Да, Нам из Сайгона уже не тот, что прежде. Камера намдиньской тюрьмы внушала ему страх. Массивные, толщиной с руку, прутья железных решеток, просмоленные черные стены, даже тяжелые железные кандалы, надевавшиеся в знаменитых камерах А и Б — в карцере ханойской тюрьмы, не так пугали его, как здешние цементные полы, сырые и скользкие, тускло блестевшие под лучами луны.
Нам тяжело опустился на холодный, как лед, пол и прислонился спиной к стене. Мозг его был утомлен еще больше, чем разбитое, больное тело; у Нама хватило сил только на то, чтобы поднять затекшие веки и проводить помутневшими глазами лунные блики на стене.

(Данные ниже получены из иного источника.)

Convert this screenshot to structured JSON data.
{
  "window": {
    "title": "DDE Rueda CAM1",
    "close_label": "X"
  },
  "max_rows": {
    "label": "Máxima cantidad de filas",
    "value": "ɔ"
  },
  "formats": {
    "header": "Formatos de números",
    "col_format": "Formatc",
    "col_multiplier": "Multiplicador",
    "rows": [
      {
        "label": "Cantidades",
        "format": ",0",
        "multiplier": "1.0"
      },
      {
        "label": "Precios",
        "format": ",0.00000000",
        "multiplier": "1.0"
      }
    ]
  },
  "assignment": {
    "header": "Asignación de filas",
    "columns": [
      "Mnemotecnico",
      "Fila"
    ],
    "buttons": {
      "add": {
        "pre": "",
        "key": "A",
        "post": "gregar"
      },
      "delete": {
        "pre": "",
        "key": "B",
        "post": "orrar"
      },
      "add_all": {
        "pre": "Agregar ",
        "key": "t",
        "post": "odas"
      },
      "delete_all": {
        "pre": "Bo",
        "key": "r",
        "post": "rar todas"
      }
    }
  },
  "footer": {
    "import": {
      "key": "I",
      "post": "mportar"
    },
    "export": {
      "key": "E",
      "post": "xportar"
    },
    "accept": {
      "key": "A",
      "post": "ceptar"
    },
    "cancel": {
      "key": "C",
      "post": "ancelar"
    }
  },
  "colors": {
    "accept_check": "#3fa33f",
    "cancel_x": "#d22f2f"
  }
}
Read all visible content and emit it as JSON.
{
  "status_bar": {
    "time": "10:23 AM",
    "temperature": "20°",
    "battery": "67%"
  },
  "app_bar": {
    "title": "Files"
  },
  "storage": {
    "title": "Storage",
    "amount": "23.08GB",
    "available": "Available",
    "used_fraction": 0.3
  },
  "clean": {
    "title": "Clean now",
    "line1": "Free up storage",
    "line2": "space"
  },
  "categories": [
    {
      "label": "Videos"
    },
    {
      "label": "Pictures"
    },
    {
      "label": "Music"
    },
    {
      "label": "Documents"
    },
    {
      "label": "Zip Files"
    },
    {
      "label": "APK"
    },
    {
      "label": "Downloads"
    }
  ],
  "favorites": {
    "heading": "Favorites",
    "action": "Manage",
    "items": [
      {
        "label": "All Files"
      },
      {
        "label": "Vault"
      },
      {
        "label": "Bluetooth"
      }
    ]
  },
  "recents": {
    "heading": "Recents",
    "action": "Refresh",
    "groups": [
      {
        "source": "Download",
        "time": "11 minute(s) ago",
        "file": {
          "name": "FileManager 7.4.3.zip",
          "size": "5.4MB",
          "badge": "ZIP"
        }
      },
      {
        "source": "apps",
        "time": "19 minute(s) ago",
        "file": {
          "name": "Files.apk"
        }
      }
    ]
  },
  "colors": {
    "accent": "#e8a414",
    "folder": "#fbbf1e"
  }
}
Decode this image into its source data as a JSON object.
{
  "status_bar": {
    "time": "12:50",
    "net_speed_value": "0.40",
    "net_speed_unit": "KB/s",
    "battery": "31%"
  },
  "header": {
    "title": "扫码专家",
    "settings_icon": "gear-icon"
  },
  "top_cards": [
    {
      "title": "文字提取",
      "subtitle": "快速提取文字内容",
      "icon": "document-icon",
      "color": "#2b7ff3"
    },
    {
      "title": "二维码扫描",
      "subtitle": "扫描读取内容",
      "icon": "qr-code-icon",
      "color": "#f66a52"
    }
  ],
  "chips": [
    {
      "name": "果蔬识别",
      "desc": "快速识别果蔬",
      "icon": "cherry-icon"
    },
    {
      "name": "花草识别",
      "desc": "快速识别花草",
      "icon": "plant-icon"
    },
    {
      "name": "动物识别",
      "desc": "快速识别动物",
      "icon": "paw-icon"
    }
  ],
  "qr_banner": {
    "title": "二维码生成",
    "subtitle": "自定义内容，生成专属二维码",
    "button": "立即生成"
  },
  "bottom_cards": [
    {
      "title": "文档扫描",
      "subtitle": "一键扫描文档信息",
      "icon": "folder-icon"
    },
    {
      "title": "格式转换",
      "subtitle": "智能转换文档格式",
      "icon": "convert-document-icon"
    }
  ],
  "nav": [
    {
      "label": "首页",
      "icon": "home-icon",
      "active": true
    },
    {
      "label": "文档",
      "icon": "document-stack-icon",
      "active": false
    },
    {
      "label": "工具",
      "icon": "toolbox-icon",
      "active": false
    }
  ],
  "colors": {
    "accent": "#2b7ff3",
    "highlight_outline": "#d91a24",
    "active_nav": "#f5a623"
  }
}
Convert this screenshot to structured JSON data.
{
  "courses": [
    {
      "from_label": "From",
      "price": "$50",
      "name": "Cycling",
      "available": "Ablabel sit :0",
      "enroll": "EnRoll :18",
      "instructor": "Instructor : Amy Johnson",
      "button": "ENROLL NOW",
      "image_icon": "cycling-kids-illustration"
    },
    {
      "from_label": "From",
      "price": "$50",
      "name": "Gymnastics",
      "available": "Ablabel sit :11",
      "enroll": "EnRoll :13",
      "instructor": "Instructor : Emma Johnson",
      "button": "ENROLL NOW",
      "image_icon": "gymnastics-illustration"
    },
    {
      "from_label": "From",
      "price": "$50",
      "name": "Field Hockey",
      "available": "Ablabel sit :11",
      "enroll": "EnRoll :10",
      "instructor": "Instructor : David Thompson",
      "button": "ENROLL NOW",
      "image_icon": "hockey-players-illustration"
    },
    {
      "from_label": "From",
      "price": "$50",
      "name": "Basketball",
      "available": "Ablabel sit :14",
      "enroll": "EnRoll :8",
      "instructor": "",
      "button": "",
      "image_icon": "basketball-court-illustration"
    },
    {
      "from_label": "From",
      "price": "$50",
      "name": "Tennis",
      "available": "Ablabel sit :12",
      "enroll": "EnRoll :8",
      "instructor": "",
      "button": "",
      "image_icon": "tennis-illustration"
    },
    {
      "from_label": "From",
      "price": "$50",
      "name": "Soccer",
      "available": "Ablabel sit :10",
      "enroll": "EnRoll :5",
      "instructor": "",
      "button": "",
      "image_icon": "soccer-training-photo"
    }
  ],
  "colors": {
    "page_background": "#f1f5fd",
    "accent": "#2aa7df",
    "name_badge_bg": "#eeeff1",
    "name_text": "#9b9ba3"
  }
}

Из темноты один за другим выплывали призраки прошлого.
…Нам, совсем еще маленький, без отца, без матери. У него нет ни родных, ни близких, некому и позаботиться о нем… Он бродит по дорогам из города в город, нигде не находя постоянной работы. Он становится вором… вот он в тюрьме… в тюрьме… в тюрьме и еще раз в тюрьме… потом на каторге… он голова братвы… он женится на Восьмой Бинь… и вот, наконец, этот злосчастный день, когда он, больной и ослабевший от вечного курения опиума, бежит от легавых из Хайфона и его здесь, в Намдине, арестовывают прямо на улице.
Эти беззвучно проплывавшие образы, живые и яркие, сменяли друг друга с такой быстротой, что у Нама перед глазами закачались разноцветные круги. Стиснув зубы, он подложил под затылок руки, опустил голову и тяжело вздохнул.
Четвертый час…
Лунный зайчик переместился, наверное, на метр по скользкой стене, напоминая Наму о том, что уже очень поздно и что скоро его камеру затопит мрак, густой, как чернила.